We looked at about 11 different pillars. Many of these have to do with manager tenure, fees, who owns the fund, how much is in the fund’s allocation, potential allocations, and peer rankings, among other things. They must all be within the top two quartiles of all data to be considered a good fund.
For private individuals, the situation is quite different. This data is not readily available and does not allow for an easy understanding of the market as a whole. We ended up having to go manager by manager. We have a voting panel made up of key members of the main committee, we line up the managers, they are proposed, we study it, and then we vote them in or out.
WM.com: What opportunities do you see for investing in alternative investments?
Augmented reality: You should be fully diversified in your portfolio. Now, if you’re not an accredited investor or higher, number one, it’s hard to get these things. So the barriers are there for a reason and so we stick to them. But what ends up happening is once you’re accredited and qualified, all new doors open up to you, and that’s just the way it’s built. What ends up happening is that there’s so much demand in the private markets because the public markets have become so much less diversified.

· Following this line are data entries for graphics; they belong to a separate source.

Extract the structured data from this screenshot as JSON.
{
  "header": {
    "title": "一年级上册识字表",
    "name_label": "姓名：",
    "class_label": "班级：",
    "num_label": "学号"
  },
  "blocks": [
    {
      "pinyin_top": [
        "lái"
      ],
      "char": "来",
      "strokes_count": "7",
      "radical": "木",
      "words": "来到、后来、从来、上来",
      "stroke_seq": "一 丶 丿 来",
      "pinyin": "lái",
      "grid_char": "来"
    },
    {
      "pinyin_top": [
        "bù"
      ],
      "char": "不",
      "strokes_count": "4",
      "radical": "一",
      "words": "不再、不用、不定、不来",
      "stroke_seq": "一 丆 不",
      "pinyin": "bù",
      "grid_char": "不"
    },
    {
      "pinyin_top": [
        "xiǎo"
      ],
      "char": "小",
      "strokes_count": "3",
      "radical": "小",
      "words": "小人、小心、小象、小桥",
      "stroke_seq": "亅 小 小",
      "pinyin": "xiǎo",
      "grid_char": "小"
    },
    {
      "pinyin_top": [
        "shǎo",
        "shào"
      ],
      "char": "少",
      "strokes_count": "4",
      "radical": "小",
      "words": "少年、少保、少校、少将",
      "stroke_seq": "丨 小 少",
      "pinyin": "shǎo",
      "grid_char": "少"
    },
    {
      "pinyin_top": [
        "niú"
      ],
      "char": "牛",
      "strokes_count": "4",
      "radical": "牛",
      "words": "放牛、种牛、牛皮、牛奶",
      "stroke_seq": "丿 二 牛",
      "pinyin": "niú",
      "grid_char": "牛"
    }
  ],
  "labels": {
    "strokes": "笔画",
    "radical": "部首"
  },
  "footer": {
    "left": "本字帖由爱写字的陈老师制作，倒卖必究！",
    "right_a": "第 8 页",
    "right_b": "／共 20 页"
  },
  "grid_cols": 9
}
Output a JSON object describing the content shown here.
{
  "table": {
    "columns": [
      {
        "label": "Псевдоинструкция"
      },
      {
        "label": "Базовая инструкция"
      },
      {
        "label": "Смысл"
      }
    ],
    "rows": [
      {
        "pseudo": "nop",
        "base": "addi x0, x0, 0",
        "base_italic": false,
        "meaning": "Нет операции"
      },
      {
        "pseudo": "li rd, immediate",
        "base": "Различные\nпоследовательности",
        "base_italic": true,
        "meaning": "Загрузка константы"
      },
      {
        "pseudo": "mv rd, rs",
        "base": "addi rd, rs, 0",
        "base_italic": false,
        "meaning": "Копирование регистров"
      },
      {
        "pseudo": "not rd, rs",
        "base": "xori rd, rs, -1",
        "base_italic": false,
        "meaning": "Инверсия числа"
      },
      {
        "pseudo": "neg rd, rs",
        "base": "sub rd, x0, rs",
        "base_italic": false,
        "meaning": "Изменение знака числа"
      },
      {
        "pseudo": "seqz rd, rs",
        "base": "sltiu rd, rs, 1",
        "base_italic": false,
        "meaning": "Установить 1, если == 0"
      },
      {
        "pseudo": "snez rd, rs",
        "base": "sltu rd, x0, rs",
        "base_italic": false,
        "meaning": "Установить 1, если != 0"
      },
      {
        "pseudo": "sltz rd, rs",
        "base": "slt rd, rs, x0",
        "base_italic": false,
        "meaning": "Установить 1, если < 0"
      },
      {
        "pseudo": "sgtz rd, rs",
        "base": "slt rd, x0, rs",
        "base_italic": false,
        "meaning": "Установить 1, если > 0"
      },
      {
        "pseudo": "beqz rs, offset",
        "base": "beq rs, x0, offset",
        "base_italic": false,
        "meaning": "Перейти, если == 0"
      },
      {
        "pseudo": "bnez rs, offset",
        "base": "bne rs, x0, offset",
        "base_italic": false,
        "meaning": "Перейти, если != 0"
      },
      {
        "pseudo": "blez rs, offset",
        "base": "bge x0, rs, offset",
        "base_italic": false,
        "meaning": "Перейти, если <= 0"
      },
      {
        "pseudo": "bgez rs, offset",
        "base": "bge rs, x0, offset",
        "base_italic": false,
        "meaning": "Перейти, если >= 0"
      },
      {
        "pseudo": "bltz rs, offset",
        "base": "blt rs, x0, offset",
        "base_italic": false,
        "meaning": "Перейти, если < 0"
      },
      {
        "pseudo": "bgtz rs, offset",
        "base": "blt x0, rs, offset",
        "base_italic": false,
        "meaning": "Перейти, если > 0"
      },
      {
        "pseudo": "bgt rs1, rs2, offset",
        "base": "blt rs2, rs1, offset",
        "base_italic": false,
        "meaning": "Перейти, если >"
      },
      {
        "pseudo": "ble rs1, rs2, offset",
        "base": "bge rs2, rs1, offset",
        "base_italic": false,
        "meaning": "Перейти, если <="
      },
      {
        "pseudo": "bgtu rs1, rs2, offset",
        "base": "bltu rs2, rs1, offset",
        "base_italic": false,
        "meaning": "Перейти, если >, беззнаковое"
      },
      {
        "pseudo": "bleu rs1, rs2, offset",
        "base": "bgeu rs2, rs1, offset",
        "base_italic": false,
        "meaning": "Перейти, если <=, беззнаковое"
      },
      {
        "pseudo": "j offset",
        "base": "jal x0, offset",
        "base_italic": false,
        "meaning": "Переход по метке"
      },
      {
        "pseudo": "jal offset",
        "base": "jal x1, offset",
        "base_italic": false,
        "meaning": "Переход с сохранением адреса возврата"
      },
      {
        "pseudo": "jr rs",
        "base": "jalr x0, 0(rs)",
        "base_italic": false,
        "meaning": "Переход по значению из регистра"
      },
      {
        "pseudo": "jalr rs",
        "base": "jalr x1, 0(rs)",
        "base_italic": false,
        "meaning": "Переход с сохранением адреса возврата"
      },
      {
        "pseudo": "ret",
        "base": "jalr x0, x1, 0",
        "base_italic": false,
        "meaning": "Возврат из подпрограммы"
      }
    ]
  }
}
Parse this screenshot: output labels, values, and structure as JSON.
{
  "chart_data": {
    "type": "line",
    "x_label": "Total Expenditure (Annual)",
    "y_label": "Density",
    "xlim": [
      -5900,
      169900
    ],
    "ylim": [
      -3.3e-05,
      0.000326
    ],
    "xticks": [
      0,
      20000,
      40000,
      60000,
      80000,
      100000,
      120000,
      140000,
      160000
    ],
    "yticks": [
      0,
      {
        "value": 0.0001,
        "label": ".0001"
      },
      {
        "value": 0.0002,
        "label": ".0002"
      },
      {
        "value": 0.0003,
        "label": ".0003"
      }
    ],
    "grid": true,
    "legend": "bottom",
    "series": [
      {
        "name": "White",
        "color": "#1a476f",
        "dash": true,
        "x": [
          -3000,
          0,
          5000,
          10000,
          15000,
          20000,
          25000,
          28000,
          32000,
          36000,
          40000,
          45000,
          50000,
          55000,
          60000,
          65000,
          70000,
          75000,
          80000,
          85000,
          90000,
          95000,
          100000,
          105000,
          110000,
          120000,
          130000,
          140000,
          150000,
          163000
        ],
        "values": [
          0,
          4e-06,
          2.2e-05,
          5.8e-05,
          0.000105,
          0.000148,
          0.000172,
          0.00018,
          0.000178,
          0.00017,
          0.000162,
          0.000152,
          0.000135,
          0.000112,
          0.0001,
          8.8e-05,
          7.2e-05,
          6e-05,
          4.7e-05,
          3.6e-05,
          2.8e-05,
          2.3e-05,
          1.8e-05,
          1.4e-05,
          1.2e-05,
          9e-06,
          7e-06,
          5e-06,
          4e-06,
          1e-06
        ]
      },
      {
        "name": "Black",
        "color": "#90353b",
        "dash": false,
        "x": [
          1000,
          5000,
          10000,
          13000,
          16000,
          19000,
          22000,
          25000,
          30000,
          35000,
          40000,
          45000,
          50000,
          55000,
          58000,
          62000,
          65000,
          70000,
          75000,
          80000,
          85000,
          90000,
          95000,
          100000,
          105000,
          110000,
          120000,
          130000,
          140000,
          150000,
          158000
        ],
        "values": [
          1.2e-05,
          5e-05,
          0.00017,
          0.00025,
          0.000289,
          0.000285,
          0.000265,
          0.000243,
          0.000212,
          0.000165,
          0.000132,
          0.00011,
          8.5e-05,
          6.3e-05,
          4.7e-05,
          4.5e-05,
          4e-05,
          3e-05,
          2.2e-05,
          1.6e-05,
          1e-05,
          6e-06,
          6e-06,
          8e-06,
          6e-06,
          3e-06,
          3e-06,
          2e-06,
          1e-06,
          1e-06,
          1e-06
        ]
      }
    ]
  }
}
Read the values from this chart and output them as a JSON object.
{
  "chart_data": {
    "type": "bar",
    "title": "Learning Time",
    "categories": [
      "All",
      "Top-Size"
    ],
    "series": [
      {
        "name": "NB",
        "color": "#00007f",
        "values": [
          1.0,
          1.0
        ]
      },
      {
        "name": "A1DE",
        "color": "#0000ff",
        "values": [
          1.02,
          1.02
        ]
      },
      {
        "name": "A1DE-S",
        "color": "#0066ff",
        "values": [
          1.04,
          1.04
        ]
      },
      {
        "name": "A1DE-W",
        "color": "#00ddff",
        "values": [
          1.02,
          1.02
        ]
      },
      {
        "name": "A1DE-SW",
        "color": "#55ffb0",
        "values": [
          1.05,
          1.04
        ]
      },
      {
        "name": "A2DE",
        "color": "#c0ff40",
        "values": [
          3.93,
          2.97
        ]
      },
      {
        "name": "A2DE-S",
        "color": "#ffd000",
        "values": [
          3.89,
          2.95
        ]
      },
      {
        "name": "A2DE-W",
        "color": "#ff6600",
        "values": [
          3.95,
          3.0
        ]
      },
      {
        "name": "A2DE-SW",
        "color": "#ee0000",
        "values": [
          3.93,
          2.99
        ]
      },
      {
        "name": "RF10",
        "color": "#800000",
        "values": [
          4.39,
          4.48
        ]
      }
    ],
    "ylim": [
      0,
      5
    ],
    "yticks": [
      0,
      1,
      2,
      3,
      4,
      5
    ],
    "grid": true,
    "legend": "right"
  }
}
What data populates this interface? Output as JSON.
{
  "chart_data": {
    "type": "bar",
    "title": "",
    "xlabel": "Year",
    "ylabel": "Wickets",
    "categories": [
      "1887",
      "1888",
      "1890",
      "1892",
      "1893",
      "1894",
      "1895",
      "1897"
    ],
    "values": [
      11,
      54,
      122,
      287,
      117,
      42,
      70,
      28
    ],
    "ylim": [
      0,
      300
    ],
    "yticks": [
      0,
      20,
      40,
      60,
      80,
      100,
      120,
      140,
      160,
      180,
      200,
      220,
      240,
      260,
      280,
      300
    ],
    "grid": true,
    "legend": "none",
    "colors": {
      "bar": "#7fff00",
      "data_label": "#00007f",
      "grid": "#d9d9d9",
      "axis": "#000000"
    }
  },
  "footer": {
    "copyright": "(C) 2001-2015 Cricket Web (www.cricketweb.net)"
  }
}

Best of all, today you can invest in alternatives with much better liquidity structures than 10 years ago. Evergreen structures will be more difficult. We do believe that when your liquidity is low, you can earn a premium, so we want to capture that for our clients. To clients and even some professionals, public markets look increasingly “rigged” and people no longer trust them as much.
WM.com: Are you interested in a Bitcoin ETF or getting into the cryptocurrency market?
Augmented reality: Over the past few years, we have entered the cryptocurrency market on a non-discretionary basis. As needs arise within us, we want to provide the right solution rather than recommending everyone. So we worked with a company called Eaglebrook Advisors and we basically refrigerated everything. Now, with the advent of ETFs and their size and scope, it’s more of a tactical decision.
We have approved a Bitcoin ETF to our recommended list. Essentially, for us, the current structure of Bitcoin ETFs is fees because they are all supposed to have very low tracking error and so on. But we have not made an active decision to allocate to Bitcoin, and if we did it would be in the alternatives portion of the portfolio.